How you can help your partner
You probably want to help your partner but might not know how. That’s totally normal. You can always ask them if there’s anything they need, although it can be tough to ask for help, so try to be patient if they sometimes get annoyed.
And you can try and do a few of these simple things too:
- Talk openly. Hiding emotions can push people apart. So try to talk honestly about your feelings, without criticising or blaming each other.
- Plan time to be together. Arrange time to do what you love and to enjoy each other’s company.
- Talk about normal stuff. Neither of you will want to talk about cancer the whole time, so make sure you chat about whatever you used to chat about, too.
- Try not to smother them. It’s easy to get overprotective when someone you like or love has cancer, but try to give your partner space. It can be frustrating to feel like you’re losing your independence.
- Laugh and cry. It’s OK to be happy and sad – so don’t feel guilty about either of these emotions.
- Wash your hands. Your partner might be more likely to catch infections during cancer treatment – and washing your hands reduces the risk of infection spreading.
Beware of searching the internet
Finding out more about cancer can be a really good idea.
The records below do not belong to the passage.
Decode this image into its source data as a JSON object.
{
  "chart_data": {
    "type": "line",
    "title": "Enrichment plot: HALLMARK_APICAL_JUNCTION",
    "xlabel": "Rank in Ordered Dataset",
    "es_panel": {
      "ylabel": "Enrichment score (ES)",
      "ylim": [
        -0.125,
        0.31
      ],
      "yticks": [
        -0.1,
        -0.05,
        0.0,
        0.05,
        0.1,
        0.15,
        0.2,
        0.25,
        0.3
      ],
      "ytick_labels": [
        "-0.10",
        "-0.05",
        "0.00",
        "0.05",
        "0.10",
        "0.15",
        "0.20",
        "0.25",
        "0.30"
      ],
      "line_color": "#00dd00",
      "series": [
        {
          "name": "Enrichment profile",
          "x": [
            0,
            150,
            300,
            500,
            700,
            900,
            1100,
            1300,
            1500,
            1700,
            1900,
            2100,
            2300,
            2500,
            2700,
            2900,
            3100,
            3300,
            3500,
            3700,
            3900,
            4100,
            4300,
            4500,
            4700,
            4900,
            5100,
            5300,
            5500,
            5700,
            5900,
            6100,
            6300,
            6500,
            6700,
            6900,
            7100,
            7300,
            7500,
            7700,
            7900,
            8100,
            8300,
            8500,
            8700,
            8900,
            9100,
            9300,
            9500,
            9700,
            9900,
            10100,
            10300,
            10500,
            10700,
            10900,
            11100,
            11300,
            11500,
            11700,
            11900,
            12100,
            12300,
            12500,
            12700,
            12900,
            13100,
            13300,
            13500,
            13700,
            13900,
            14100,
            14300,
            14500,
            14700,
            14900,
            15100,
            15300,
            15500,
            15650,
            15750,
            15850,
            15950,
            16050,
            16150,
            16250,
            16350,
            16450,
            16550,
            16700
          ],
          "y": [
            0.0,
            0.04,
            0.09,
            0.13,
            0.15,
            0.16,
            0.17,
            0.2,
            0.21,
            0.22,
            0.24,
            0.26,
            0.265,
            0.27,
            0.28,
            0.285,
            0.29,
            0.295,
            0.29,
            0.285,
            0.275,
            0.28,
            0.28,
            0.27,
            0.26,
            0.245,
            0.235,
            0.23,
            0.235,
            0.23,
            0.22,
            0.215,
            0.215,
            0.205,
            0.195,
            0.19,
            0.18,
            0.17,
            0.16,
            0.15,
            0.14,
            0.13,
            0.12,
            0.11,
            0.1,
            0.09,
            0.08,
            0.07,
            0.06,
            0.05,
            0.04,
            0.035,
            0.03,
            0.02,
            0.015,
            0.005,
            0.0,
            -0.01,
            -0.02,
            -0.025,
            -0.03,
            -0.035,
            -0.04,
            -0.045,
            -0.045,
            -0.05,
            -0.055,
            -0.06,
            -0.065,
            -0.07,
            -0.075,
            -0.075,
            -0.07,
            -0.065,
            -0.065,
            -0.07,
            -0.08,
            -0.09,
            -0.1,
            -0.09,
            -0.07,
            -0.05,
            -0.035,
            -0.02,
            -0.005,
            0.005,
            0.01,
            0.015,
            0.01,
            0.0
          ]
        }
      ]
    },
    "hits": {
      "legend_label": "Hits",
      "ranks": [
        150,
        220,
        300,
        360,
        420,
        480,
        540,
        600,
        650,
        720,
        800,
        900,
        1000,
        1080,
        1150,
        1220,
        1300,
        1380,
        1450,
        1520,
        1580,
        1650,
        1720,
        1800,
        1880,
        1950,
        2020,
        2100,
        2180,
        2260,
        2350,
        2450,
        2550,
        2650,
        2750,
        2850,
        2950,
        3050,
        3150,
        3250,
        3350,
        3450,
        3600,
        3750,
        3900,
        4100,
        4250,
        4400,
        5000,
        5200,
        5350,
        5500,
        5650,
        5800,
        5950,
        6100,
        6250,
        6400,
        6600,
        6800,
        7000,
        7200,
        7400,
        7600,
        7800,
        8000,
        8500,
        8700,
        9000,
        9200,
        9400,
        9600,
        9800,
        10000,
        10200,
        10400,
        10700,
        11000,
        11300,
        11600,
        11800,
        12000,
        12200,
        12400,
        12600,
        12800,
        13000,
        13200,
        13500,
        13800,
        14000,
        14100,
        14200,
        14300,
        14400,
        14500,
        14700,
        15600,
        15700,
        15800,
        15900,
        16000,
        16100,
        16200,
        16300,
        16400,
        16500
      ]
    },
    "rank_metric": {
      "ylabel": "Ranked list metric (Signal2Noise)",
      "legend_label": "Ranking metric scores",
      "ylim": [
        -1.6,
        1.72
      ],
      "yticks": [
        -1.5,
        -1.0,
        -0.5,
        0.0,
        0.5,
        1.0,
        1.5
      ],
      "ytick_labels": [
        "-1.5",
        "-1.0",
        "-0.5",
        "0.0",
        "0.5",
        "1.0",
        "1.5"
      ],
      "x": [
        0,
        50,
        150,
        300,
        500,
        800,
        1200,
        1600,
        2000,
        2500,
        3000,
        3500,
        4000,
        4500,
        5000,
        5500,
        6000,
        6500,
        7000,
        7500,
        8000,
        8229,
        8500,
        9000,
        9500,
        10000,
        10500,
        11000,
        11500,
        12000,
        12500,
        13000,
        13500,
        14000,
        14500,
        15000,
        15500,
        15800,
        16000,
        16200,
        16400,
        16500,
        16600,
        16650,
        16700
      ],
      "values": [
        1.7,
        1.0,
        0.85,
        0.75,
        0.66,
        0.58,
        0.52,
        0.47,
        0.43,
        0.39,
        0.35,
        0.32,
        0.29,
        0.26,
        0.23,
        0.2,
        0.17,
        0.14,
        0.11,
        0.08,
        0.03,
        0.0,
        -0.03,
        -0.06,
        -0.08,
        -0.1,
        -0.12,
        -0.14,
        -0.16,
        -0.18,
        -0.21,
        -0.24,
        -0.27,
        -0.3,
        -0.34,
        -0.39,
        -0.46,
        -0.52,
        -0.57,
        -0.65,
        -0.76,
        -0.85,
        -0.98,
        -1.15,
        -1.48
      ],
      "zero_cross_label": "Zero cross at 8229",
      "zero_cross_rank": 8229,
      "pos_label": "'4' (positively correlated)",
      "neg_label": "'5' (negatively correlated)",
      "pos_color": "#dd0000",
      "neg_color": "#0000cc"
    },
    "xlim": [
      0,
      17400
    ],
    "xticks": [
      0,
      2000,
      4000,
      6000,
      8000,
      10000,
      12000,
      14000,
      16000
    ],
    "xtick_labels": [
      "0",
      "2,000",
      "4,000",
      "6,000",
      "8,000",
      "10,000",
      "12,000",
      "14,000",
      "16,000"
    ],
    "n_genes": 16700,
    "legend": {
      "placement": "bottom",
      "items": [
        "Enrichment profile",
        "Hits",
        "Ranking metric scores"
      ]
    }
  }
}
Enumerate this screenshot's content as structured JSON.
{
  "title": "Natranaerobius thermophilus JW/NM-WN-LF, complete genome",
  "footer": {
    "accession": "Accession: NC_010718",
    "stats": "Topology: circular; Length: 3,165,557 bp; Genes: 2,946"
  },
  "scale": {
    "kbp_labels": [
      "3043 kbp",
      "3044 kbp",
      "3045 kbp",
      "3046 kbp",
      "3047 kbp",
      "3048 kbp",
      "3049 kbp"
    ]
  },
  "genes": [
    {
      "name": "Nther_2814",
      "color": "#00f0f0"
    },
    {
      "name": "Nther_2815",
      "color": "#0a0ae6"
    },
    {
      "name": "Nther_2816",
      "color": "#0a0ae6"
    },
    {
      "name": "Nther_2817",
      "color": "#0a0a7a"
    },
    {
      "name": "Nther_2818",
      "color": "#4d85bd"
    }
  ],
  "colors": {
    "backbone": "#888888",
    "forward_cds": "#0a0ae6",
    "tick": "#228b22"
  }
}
It means you know more about what to expect and about what your partner is going through.
But before you open your phone and search the internet, remember to click carefully. There’s a lot of good information out there, but there are also plenty of scary stories and inaccurate info, and it’s not always easy to know where to go for the information that will help you and your partner.
All of the people who are caring for your partner will be happy to recommend sites you can trust. We’ve included useful links throughout this site too. And remember that everyone’s cancer is different – so the best way to find out what’s really going on is to speak to your partner and their care team.
If you drift apart
Sometimes relationships change. You’ll already know that – it’s not like it only happens when someone has cancer.
So while cancer can sometimes bring people closer, it can mean some people drift apart too. It can put a lot of pressure on a relationship, and you might not feel able to cope with that right now.
You might find you don’t quite look at the world in the same way as each other now. Or it might just be that your relationship wasn’t really working out before the cancer diagnosis.
So if you do find yourselves drifting apart, remember that it’s a normal part of life. It’s sad and difficult, but it’s nobody’s fault.
Who to talk to
It’s always good to talk to someone and share your thoughts and feelings. If you have someone in your family or a friend that you trust, maybe you could talk to them about any worries that you might have.
Your partner’s support staff in the hospital would also be happy to talk to you and also tell you about other support organisations near you. They may also be able to refer you for more support, for example a counsellor, who will be able to help.